Although it received little mention in the popular press, Vladimir Kramnik, the world’s reigning chess champion, was defeated last week 4-2 by the computer Deep Fritz, in a best-of-six-game match.

Advantage computerThe defeat was not really that surprising to me. When Kramnik last met Deep Fritz four years ago, he battled the computer to a 4-4 tie. Since then, however, the computer has only gotten better.

In fact, since 2002, Kramnik’s “Elo” rating — which measures the strength of a chess player — has dropped, while Deep Fritz (an improvement from IBM’s (NYSE: IBM) famous Deep Blue program) increased the number of positions it could calculate per second from 2.7 million to 8 million.

What this meant in more practical terms is that Fritz could now look ahead a full nine moves. In spite of this advantage, Kramnik figured to be competitive because humans still excel at long-range planning.

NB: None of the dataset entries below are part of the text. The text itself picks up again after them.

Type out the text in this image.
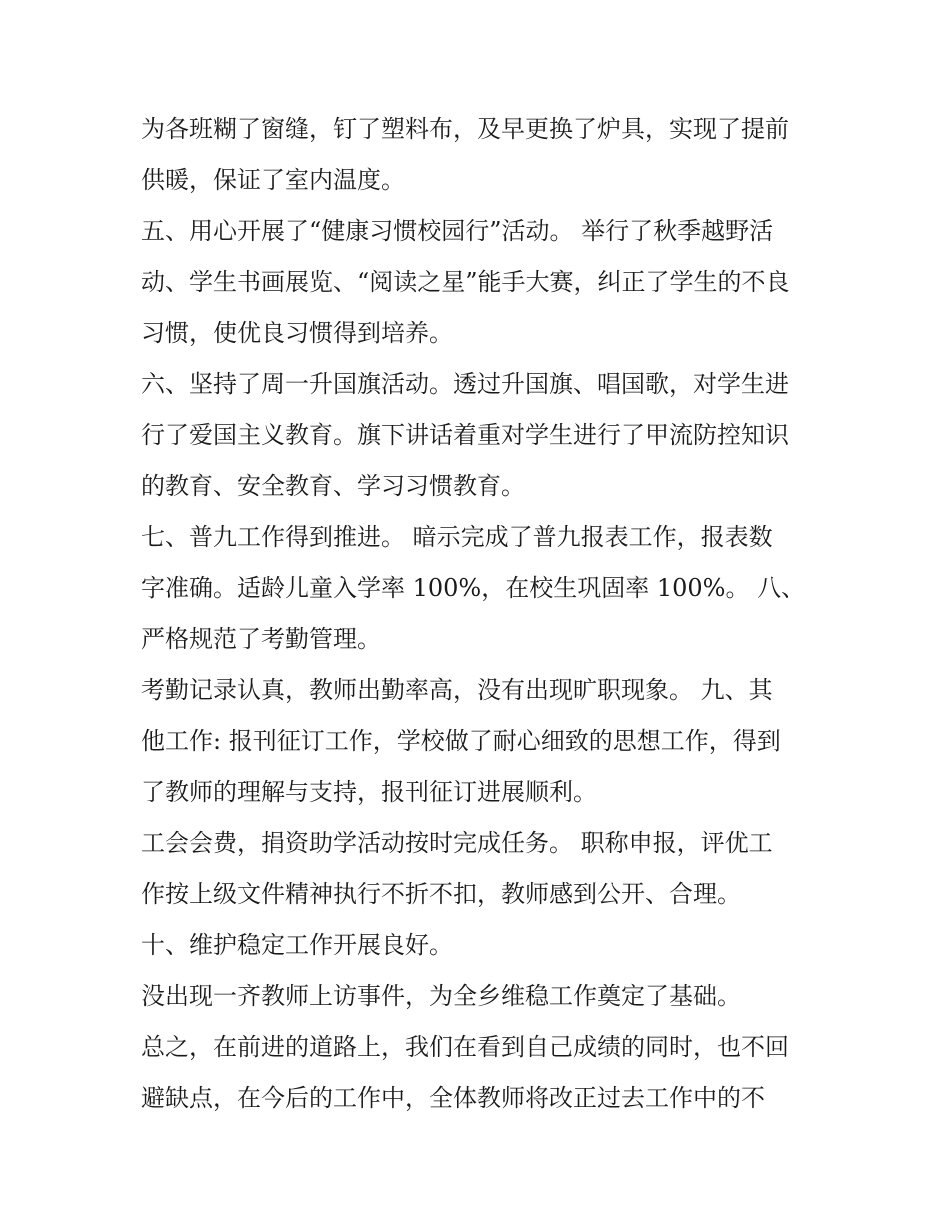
为各班糊了窗缝，钉了塑料布，及早更换了炉具，实现了提前
供暖，保证了室内温度。
五、用心开展了“健康习惯校园行”活动。 举行了秋季越野活
动、学生书画展览、“阅读之星”能手大赛，纠正了学生的不良
习惯，使优良习惯得到培养。
六、坚持了周一升国旗活动。透过升国旗、唱国歌，对学生进
行了爱国主义教育。旗下讲话着重对学生进行了甲流防控知识
的教育、安全教育、学习习惯教育。
七、普九工作得到推进。 暗示完成了普九报表工作，报表数
字准确。适龄儿童入学率 100%，在校生巩固率 100%。 八、
严格规范了考勤管理。
考勤记录认真，教师出勤率高，没有出现旷职现象。 九、其
他工作: 报刊征订工作，学校做了耐心细致的思想工作，得到
了教师的理解与支持，报刊征订进展顺利。
工会会费，捐资助学活动按时完成任务。 职称申报，评优工
作按上级文件精神执行不折不扣，教师感到公开、合理。
十、维护稳定工作开展良好。
没出现一齐教师上访事件，为全乡维稳工作奠定了基础。
总之，在前进的道路上，我们在看到自己成绩的同时，也不回
避缺点，在今后的工作中，全体教师将改正过去工作中的不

More specifically, he figured to minimize Fritz’s processing advantage by striving for “quiet” positions and exchanging queens early.

Kramnik employed this strategy beautifully in the first game. Alas, he lost his patience in the second game and suffered a humiliating defeat when be blundered into a checkmate, which many analysts immediately ranked as one of the most amateurish moves in the history of competitive chess.